What is the most popular article on your site?
That seems to be "The Curse and Blessings of Dynamic SQL".
What new technologies in SQL Server 2005 do you think are the most beneficial for performance?
The row_number() function! It may seem like a simple thing, but there are so many problems that can be solved more efficiently with row_number(). Now, if Microsoft would only implement the missing parts of the OVER() clause!
Statement recompile is also very important. In SQL 2000, I often faced problems with long stored procedures that were recompiled several times during a single execution. That damage is recuded considerably with statement recompile.
Snapshot isolation is also a valuable addition, although it's not always the right thing. I recently learnt that as long as snapshot isolation (including read committed snapshot) is enabled, SQL Server adds 14 bytes of overhead to each row. But as snapshot isolation can reduce blocking considerably, it can still be worthwhile for some applications.
I guess it's inevitable to mention plan guides. This is a feature that I have stayed away from myself, as I feel that it is a truly advanced feature. But as a last resort it is very valuable that it's available.
What new technologies in SQL Server 2008 do you think are the most beneficial for performance?
The MERGE statement makes it possible to replace combinations of INSERT WHERE NOT EXISTS and UPDATE with a single statement. A very valuable addition.

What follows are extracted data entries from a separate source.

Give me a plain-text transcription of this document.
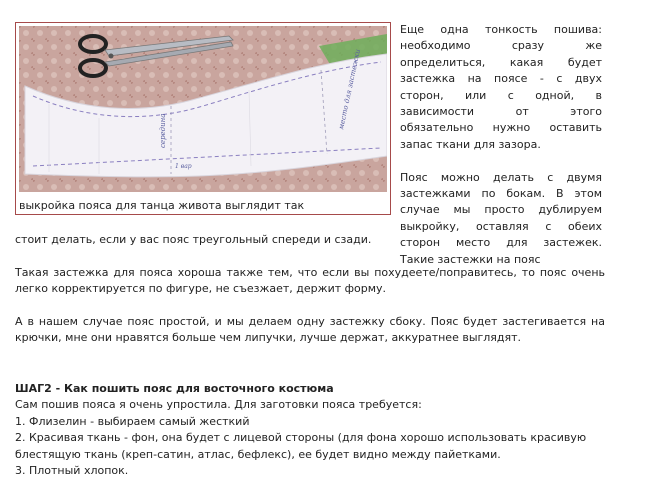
середина
1 вар
место для застежки
выкройка пояса для танца живота выглядит так

Еще одна тонкость пошива: необходимо сразу же определиться, какая будет застежка на поясе - с двух сторон, или с одной, в зависимости от этого обязательно нужно оставить запас ткани для зазора.

Пояс можно делать с двумя застежками по бокам. В этом случае мы просто дублируем выкройку, оставляя с обеих сторон место для застежек. Такие застежки на пояс

стоит делать, если у вас пояс треугольный спереди и сзади.

Такая застежка для пояса хороша также тем, что если вы похудеете/поправитесь, то пояс очень легко корректируется по фигуре, не съезжает, держит форму.

А в нашем случае пояс простой, и мы делаем одну застежку сбоку. Пояс будет застегивается на крючки, мне они нравятся больше чем липучки, лучше держат, аккуратнее выглядят.

ШАГ2 - Как пошить пояс для восточного костюма
Сам пошив пояса я очень упростила. Для заготовки пояса требуется:
1. Флизелин - выбираем самый жесткий
2. Красивая ткань - фон, она будет с лицевой стороны (для фона хорошо использовать красивую блестящую ткань (креп-сатин, атлас, бефлекс), ее будет видно между пайетками.
3. Плотный хлопок.
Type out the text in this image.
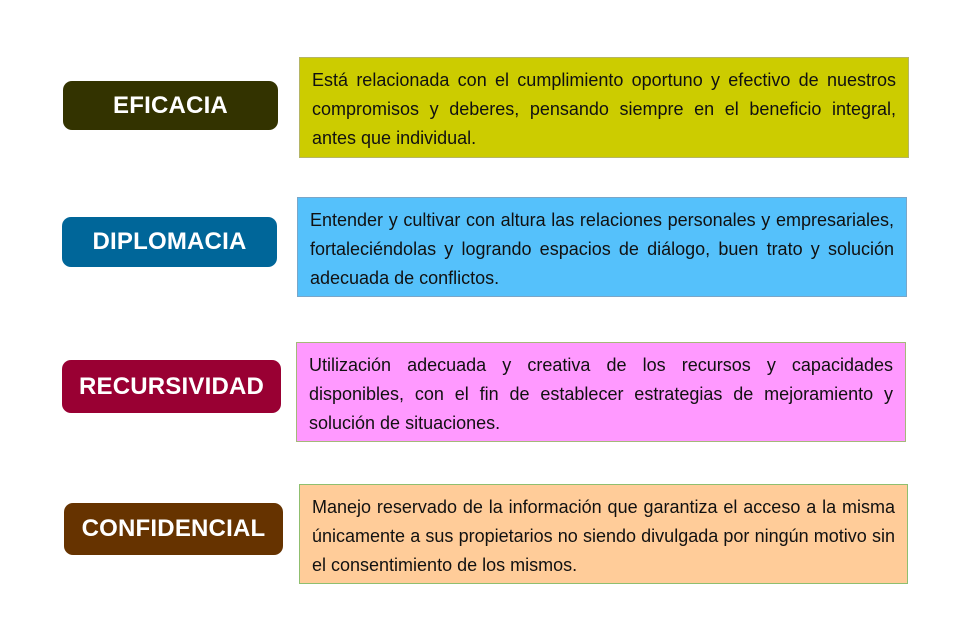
EFICACIA
Está relacionada con el cumplimiento oportuno y efectivo de nuestros compromisos y deberes, pensando siempre en el beneficio integral, antes que individual.
DIPLOMACIA
Entender y cultivar con altura las relaciones personales y empresariales, fortaleciéndolas y logrando espacios de diálogo, buen trato y solución adecuada de conflictos.
RECURSIVIDAD
Utilización adecuada y creativa de los recursos y capacidades disponibles, con el fin de establecer estrategias de mejoramiento y solución de situaciones.
CONFIDENCIAL
Manejo reservado de la información que garantiza el acceso a la misma únicamente a sus propietarios no siendo divulgada por ningún motivo sin el consentimiento de los mismos.
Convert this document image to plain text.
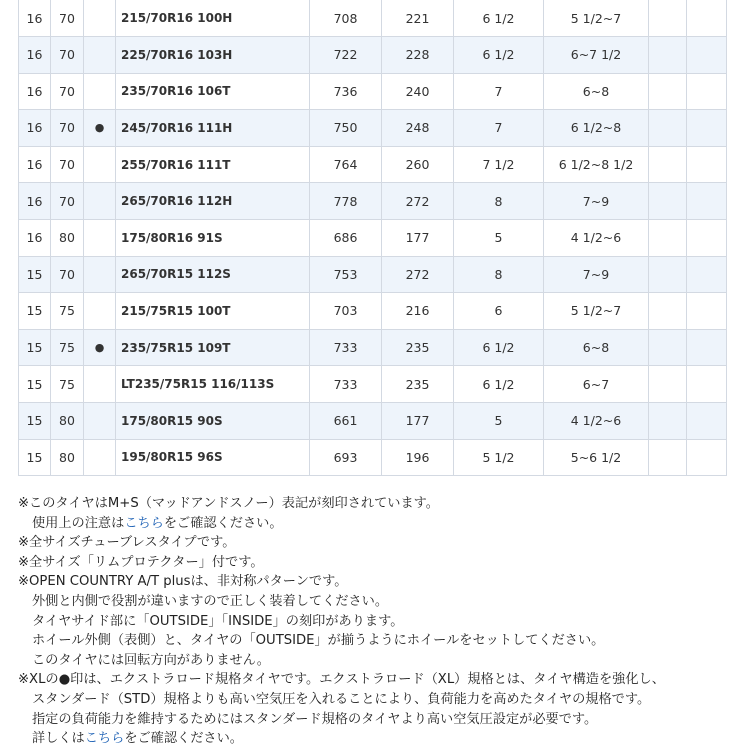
16	70		215/70R16 100H	708	221	6 1/2	5 1/2~7		
16	70		225/70R16 103H	722	228	6 1/2	6~7 1/2		
16	70		235/70R16 106T	736	240	7	6~8		
16	70	●	245/70R16 111H	750	248	7	6 1/2~8		
16	70		255/70R16 111T	764	260	7 1/2	6 1/2~8 1/2		
16	70		265/70R16 112H	778	272	8	7~9		
16	80		175/80R16 91S	686	177	5	4 1/2~6		
15	70		265/70R15 112S	753	272	8	7~9		
15	75		215/75R15 100T	703	216	6	5 1/2~7		
15	75	●	235/75R15 109T	733	235	6 1/2	6~8		
15	75		LT235/75R15 116/113S	733	235	6 1/2	6~7		
15	80		175/80R15 90S	661	177	5	4 1/2~6		
15	80		195/80R15 96S	693	196	5 1/2	5~6 1/2		
※このタイヤはM+S（マッドアンドスノー）表記が刻印されています。
使用上の注意はこちらをご確認ください。
※全サイズチューブレスタイプです。
※全サイズ「リムプロテクター」付です。
※OPEN COUNTRY A/T plusは、非対称パターンです。
外側と内側で役割が違いますので正しく装着してください。
タイヤサイド部に「OUTSIDE」「INSIDE」の刻印があります。
ホイール外側（表側）と、タイヤの「OUTSIDE」が揃うようにホイールをセットしてください。
このタイヤには回転方向がありません。
※XLの●印は、エクストラロード規格タイヤです。エクストラロード（XL）規格とは、タイヤ構造を強化し、
スタンダード（STD）規格よりも高い空気圧を入れることにより、負荷能力を高めたタイヤの規格です。
指定の負荷能力を維持するためにはスタンダード規格のタイヤより高い空気圧設定が必要です。
詳しくはこちらをご確認ください。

There are various new features to make tables smaller: table/index compression, sparse columns and filtered indexes. They can improve your performance if you use them correctly.
This is not really my area, but I believe that the fact that full-text is now a first-class SQL Server citizen, will be very beneficial for full-text applications.
I like to add for both these questions I have made my choices for things that are in my realm. Improved star-schema join is probably a great thing, but as I am not into data warehousing, this is not a feature that I can evaluate.
Name three things that are new in SQL Server 2005 that you find are the most valuable for developers?
Two features stand out ahead of everything else: TRY-CATCH and the row_number() function. Error handling that was very complicated and tiresome in SQL 2000 is now significantly easier. And there are so many problems that are a lot easier to solve with help of row_number().
Beside these two, there were many valuable additions to SQL 2005, and picking just one ahead of the other is difficult. But, OK, today my vote goes to the XML enhancements. (FOR XML, the xml data type, XQuery.)
Name three things that are new in SQL Server 2008 that you find are the most valuable developers?
The new date/time data types. A date-only data type in SQL Server is long overdue. And I mean long as in loooooooooooooooooooooong.
The MERGE statement, that I've already mentioned. Beside the replacement for INSERT+UPDATE+sometimes DELETE, some of my MVP colleagues have found that MERGE has advantages over just a single INSERT or UPDATE statement.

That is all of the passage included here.